Gambader, oui, mais pour aller où, dans quel pays, quelle ville ruinée, quels souterrains, quels dédales, quels labyrinthes, quels tas de gravats ? A quel niveau sommes-nous de l’espace, du temps, de l’histoire ? Nous sommes en plein récit fantastique. Et pourtant le lecteur sait que ce qui nous est dit là, sur ce ton de fausse naïveté, plonge en même temps dans notre passé le plus sombre et dans notre futur le plus barbare.

Ouvrir ce livre de Pierre-Louis Rivière, c’est pénétrer dans un temps distordu où minute et siècle se confondent, dans une vision perturbée de l’espace, dans les dédales d’une mémoire où l’obscurité est en train de s’installer, dans des lieux mal définis de dominants et de rampants, de poussière et de drogue. C’est comme entrer dans un réseau complexe où s’entremêlent le vrai, le faux, l’ancien, le nouveau, le passé et le futur. Ça donne froid dans le dos.
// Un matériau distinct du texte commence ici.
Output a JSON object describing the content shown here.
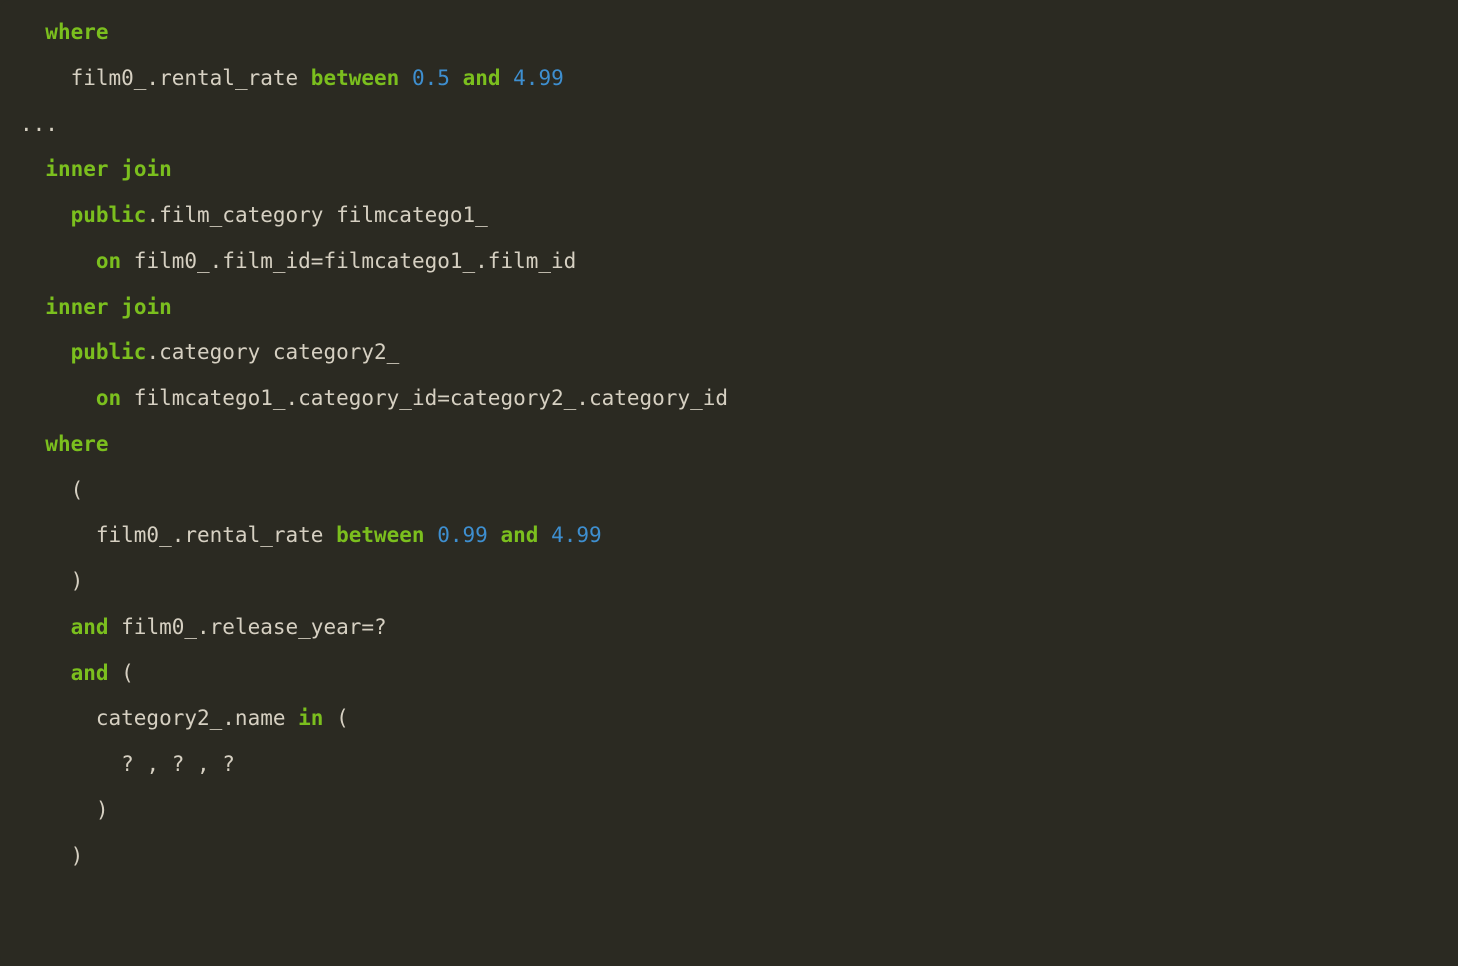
{
  "code": {
    "theme": {
      "background": "#2b2a22",
      "keyword": "#7bbf1e",
      "number": "#3e8fd0",
      "text": "#d6d0c2"
    },
    "tokens": {
      "where1": "where",
      "line2_a": "film0_.rental_rate ",
      "between1": "between",
      "sp1": " ",
      "n05": "0.5",
      "sp2": " ",
      "and1": "and",
      "sp3": " ",
      "n499a": "4.99",
      "ellipsis": "...",
      "inner1": "inner",
      "sp4": " ",
      "join1": "join",
      "public1": "public",
      "dot1": ".film_category filmcatego1_ ",
      "on1": "on",
      "on1rest": " film0_.film_id=filmcatego1_.film_id ",
      "inner2": "inner",
      "sp5": " ",
      "join2": "join",
      "public2": "public",
      "dot2": ".category category2_ ",
      "on2": "on",
      "on2rest": " filmcatego1_.category_id=category2_.category_id ",
      "where2": "where",
      "lpar1": "(",
      "line_rr": "film0_.rental_rate ",
      "between2": "between",
      "sp6": " ",
      "n099": "0.99",
      "sp7": " ",
      "and2": "and",
      "sp8": " ",
      "n499b": "4.99",
      "rpar1": ") ",
      "and3": "and",
      "rel": " film0_.release_year=? ",
      "and4": "and",
      "lpar2": " (",
      "catname": "category2_.name ",
      "in1": "in",
      "lpar3": " (",
      "qmarks": "? , ? , ?",
      "rpar2": ")",
      "rpar3": ")"
    }
  }
}
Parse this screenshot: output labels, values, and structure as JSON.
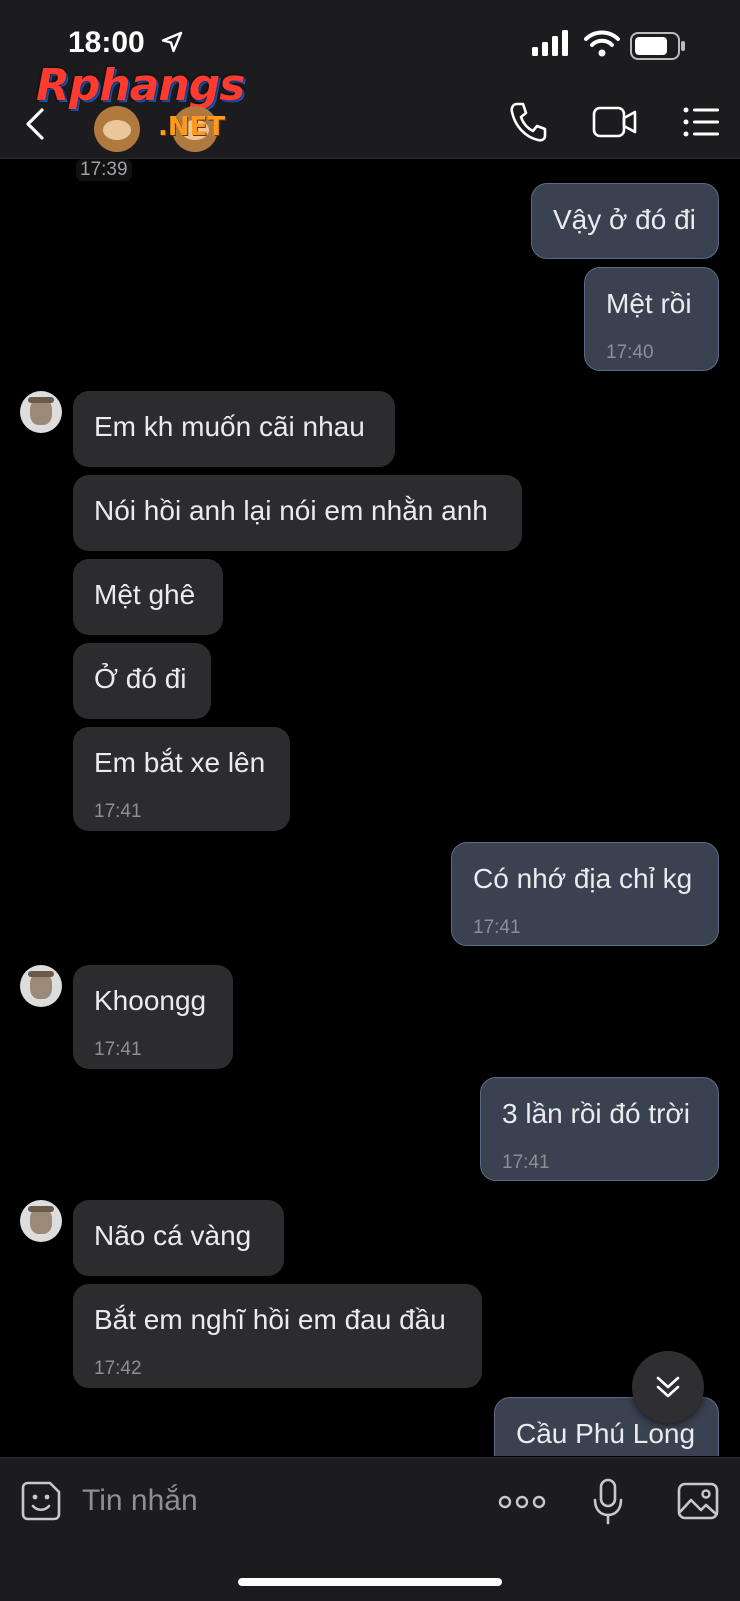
{
  "status": {
    "time": "18:00"
  },
  "header": {
    "logo_main": "Rphangs",
    "logo_suffix": ".NET"
  },
  "chat": {
    "top_timestamp": "17:39",
    "messages": [
      {
        "side": "out",
        "text": "Vậy ở đó đi",
        "time": ""
      },
      {
        "side": "out",
        "text": "Mệt rồi",
        "time": "17:40"
      },
      {
        "side": "in",
        "text": "Em kh muốn cãi nhau",
        "time": ""
      },
      {
        "side": "in",
        "text": "Nói hồi anh lại nói em nhằn anh",
        "time": ""
      },
      {
        "side": "in",
        "text": "Mệt ghê",
        "time": ""
      },
      {
        "side": "in",
        "text": "Ở đó đi",
        "time": ""
      },
      {
        "side": "in",
        "text": "Em bắt xe lên",
        "time": "17:41"
      },
      {
        "side": "out",
        "text": "Có nhớ địa chỉ kg",
        "time": "17:41"
      },
      {
        "side": "in",
        "text": "Khoongg",
        "time": "17:41"
      },
      {
        "side": "out",
        "text": "3 lần rồi đó trời",
        "time": "17:41"
      },
      {
        "side": "in",
        "text": "Não cá vàng",
        "time": ""
      },
      {
        "side": "in",
        "text": "Bắt em nghĩ hồi em đau đầu",
        "time": "17:42"
      },
      {
        "side": "out",
        "text": "Cầu Phú Long",
        "time": ""
      }
    ]
  },
  "composer": {
    "placeholder": "Tin nhắn"
  },
  "colors": {
    "background": "#000000",
    "incoming": "#2c2c2e",
    "outgoing": "#3a4150",
    "outgoing_border": "#5b6b86"
  }
}
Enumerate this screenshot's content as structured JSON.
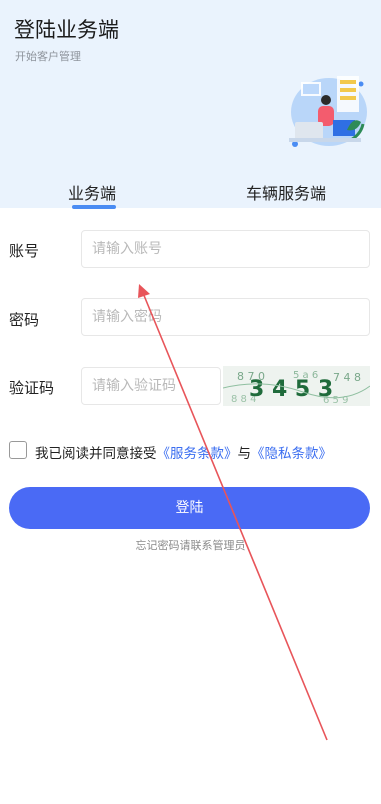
{
  "header": {
    "title": "登陆业务端",
    "subtitle": "开始客户管理"
  },
  "tabs": [
    {
      "label": "业务端",
      "active": true
    },
    {
      "label": "车辆服务端",
      "active": false
    }
  ],
  "form": {
    "account": {
      "label": "账号",
      "placeholder": "请输入账号",
      "value": ""
    },
    "password": {
      "label": "密码",
      "placeholder": "请输入密码",
      "value": ""
    },
    "captcha": {
      "label": "验证码",
      "placeholder": "请输入验证码",
      "value": "",
      "image_text": "3 4 5 3"
    }
  },
  "agreement": {
    "checked": false,
    "prefix": "我已阅读并同意接受",
    "service_link": "《服务条款》",
    "connector": "与",
    "privacy_link": "《隐私条款》"
  },
  "login_button": "登陆",
  "forgot_text": "忘记密码请联系管理员",
  "colors": {
    "header_bg": "#eaf3fd",
    "tab_indicator": "#4a8cf3",
    "primary": "#4a6af5",
    "link": "#3a6df0",
    "annotation_arrow": "#e8555a"
  }
}
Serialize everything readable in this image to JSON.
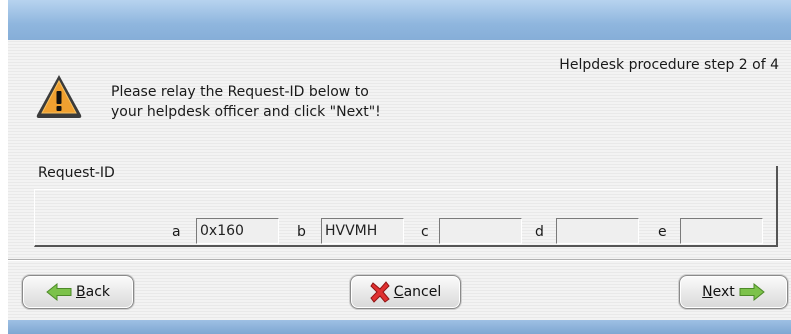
{
  "dialog": {
    "step_text": "Helpdesk procedure step 2 of 4",
    "message_line1": "Please relay the Request-ID below to",
    "message_line2": "your helpdesk officer and click \"Next\"!"
  },
  "request_id": {
    "group_label": "Request-ID",
    "fields": [
      {
        "label": "a",
        "value": "0x160"
      },
      {
        "label": "b",
        "value": "HVVMH"
      },
      {
        "label": "c",
        "value": ""
      },
      {
        "label": "d",
        "value": ""
      },
      {
        "label": "e",
        "value": ""
      }
    ]
  },
  "buttons": {
    "back": {
      "mnemonic": "B",
      "rest": "ack"
    },
    "cancel": {
      "mnemonic": "C",
      "rest": "ancel"
    },
    "next": {
      "mnemonic": "N",
      "rest": "ext"
    }
  },
  "icons": {
    "warning": "warning-icon",
    "back": "arrow-left-icon",
    "cancel": "cancel-x-icon",
    "next": "arrow-right-icon"
  },
  "colors": {
    "titlebar": "#8fb6de",
    "warning_fill": "#f0a030",
    "arrow_green": "#7cc24a",
    "cancel_red": "#e03030"
  }
}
J’ai repensé, en lisant ce livre, à ma découverte d’Antoine Volodine et de son livre « Dondog », totalement inclassable. J’ai, ici, ce même sentiment d’approcher le réel tout en étant plongée dans un conte fantastique. L’écriture si particulière de Pierre-Louis Rivière, émaillée d’expressions familières qui rappellent La Réunion d’autrefois, s’avère à la fois nonchalante et efficace. Elle dit, par petites touches, l’essentiel : « Je ne sais plus mon âge… Mon nom aussi s’efface de ma mémoire… Lorsque je regarde mes mains, elles me semblent étrangères… Là au milieu des ruines instables, entre les dalles de béton éventrées, je la vois… »

Pierre-Louis Rivière, auteur dramatique, comédien, homme de théâtre, metteur en scène, enseigne à l’École Supérieure d’Art de La Réunion. Il a écrit en 2004 « Notes des derniers jours » qui a obtenu « Le prix de l’Océan Indien » et « Le prix du livre insulaire ».

Avec ce nouveau roman, « Le vaste monde », il confirme un talent qu’il faut s’empresser de reconnaître, ceci d’autant plus que l’homme est infiniment discret.